Reflecting on the SSD advisories from years ago, I recalled that I had a spare brand new Samsung SSD. If it did not work, I had lost nothing. So I installed that, and behold! my Acronis bootable disks work again. And I was able to initialise, format and create the active partition for the OS (the DD12 disk), and then boot and start TI2021 (the TI2021 disk) and recover the 1 Aug backup, a copy of which was deliberately on one of the other HDD in the tower, for just this sort of eventuality. More time getting the boot priorities in the BIOS correct, and the desktop is live again. And after 3 days of use, no BSOD's.

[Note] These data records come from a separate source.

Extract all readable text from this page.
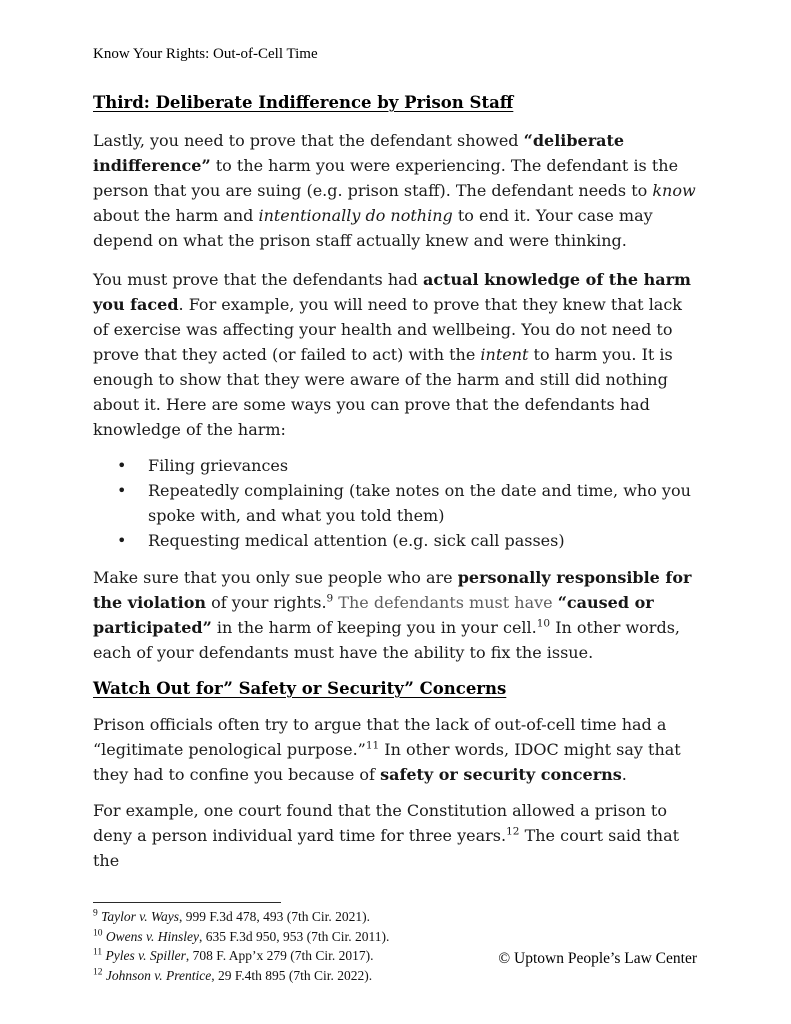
Know Your Rights: Out-of-Cell Time
Third: Deliberate Indifference by Prison Staff

Lastly, you need to prove that the defendant showed “deliberate indifference” to the harm you were experiencing. The defendant is the person that you are suing (e.g. prison staff). The defendant needs to know about the harm and intentionally do nothing to end it. Your case may depend on what the prison staff actually knew and were thinking.

You must prove that the defendants had actual knowledge of the harm you faced. For example, you will need to prove that they knew that lack of exercise was affecting your health and wellbeing. You do not need to prove that they acted (or failed to act) with the intent to harm you. It is enough to show that they were aware of the harm and still did nothing about it. Here are some ways you can prove that the defendants had knowledge of the harm:

• Filing grievances
• Repeatedly complaining (take notes on the date and time, who you spoke with, and what you told them)
• Requesting medical attention (e.g. sick call passes)

Make sure that you only sue people who are personally responsible for the violation of your rights.$^9$ The defendants must have “caused or participated” in the harm of keeping you in your cell.$^{10}$ In other words, each of your defendants must have the ability to fix the issue.

Watch Out for” Safety or Security” Concerns

Prison officials often try to argue that the lack of out-of-cell time had a “legitimate penological purpose.”$^{11}$ In other words, IDOC might say that they had to confine you because of safety or security concerns.

For example, one court found that the Constitution allowed a prison to deny a person individual yard time for three years.$^{12}$ The court said that the

$^9$ Taylor v. Ways, 999 F.3d 478, 493 (7th Cir. 2021).

$^{10}$ Owens v. Hinsley, 635 F.3d 950, 953 (7th Cir. 2011).

$^{11}$ Pyles v. Spiller, 708 F. App’x 279 (7th Cir. 2017).

$^{12}$ Johnson v. Prentice, 29 F.4th 895 (7th Cir. 2022).

© Uptown People’s Law Center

Clearly a desperate hypothesis re the original SSD was correct: bits of it were experiencing cell death, and I wondered why? It was a well known Kingston brand and at 4.5 years old it should not have done that. In fact, most ssd's from years ago would still not be into the cell death zone; one user I know of who was an early adopter (well before me) still had not experienced this phenomenon. Thinking about that I realised that I'd been doing weekly AV scans, and since win10, for 2 years I'd been using Defender to do a whole of system AV scan once a week - and that by Defenders count that went to 2.75 million files read and tested over 2 hours. Quite probably a worse task for the SSD than a monthly de-fragment. And the BSOD's began the morning after the last weekly AV scan.
That's the story. So, my recommendation; when using an SSD, don't do whole of PC AV scans unless there is an infection reason to do it. this would apply to windows defender and any 3rd party AV application - a concentrated read pattern from each type of program is the same.